Deceptive tactics of officers

Kadyamada Manu Somaiah, President of the Coorg District Farmers’ Association, has expressed frustration with the Government’s approach to the wild elephant menace.

He believes that the practice of capturing and relocating elephants, only for them to return to coffee plantations, is a deceptive tactic employed by Government officials. The continuous destruction of agricultural produce has made it impossible for labourers and farmers to live peacefully, he noted.

Somaiah emphasises the need for the Forest Department to develop scientific action plans to effectively address the issue of wild animal menace. Mahadev, a labour leader, has highlighted the significant expenses incurred by the Government in capturing, fitting radio collars and releasing elephants into the forest.

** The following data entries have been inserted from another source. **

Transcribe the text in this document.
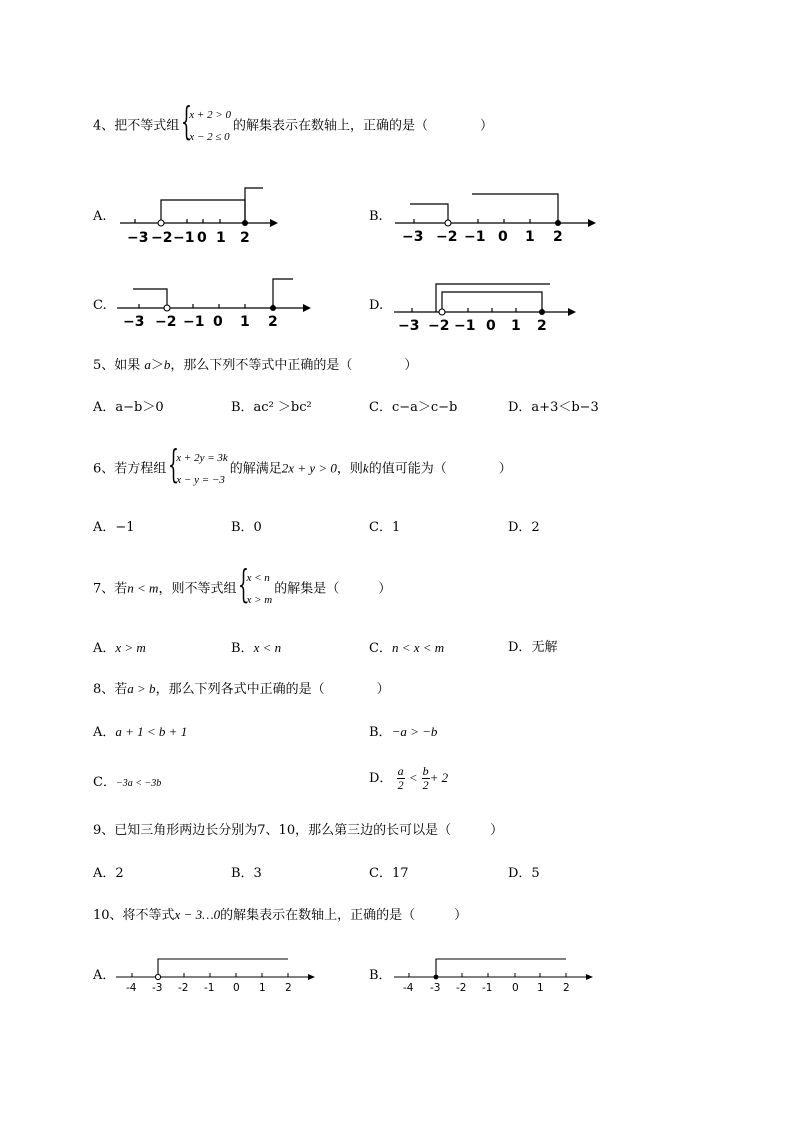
4、把不等式组 {
x + 2 > 0
x − 2 ≤ 0
的解集表示在数轴上，正确的是（　　　　）
A.
−3 −2 −1 0 1 2
B.
−3 −2 −1 0 1 2
C.
−3 −2 −1 0 1 2
D.
−3 −2 −1 0 1 2
5、如果 a＞b，那么下列不等式中正确的是（　　　　）
A．a−b＞0	B．ac² ＞bc²	C．c−a＞c−b	D．a+3＜b−3
6、若方程组 {
x + 2y = 3k
x − y = −3
的解满足2x + y > 0，则k的值可能为（　　　　）
A．−1	B．0	C．1	D．2
7、若n < m，则不等式组 {
x < n
x > m
的解集是（　　　）
A．x > m	B．x < n	C．n < x < m	D．无解
8、若a > b，那么下列各式中正确的是（　　　　）
A．a + 1 < b + 1	B．−a > −b
C．−3a < −3b	D． $\frac{a}{2} < \frac{b}{2} + 2$
9、已知三角形两边长分别为7、10，那么第三边的长可以是（　　　）
A．2	B．3	C．17	D．5
10、将不等式x − 3…0的解集表示在数轴上，正确的是（　　　）
A．
-4 -3 -2 -1 0 1 2
B．
-4 -3 -2 -1 0 1 2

He pointed out that if an elephant returns to the village, it would necessitate spending additional money in lakhs to capture and relocate it once more. He advocated for a permanent solution to the wild elephant menace.

Previous elephant travels

In July 2023, a wild tusker named Drona, previously captured and relocated from Virajpet Taluk to H.D. Kote jungles, surprised many by embarking on a journey back to its original capture site, spanning approximately 100 kilometres in just 20 days.

In 2022, Coorg district witnessed the remarkable journey of another tusker named Kusha, who covered an extraordinary distance from Bandipur Tiger Reserve to his familiar territory in the Dubare Forest Range. For six months, the 31-year-old Kusha traversed an impressive distance of over 150 kilometres, ultimately arriving at the Dubare Elephant Camp in June 2022.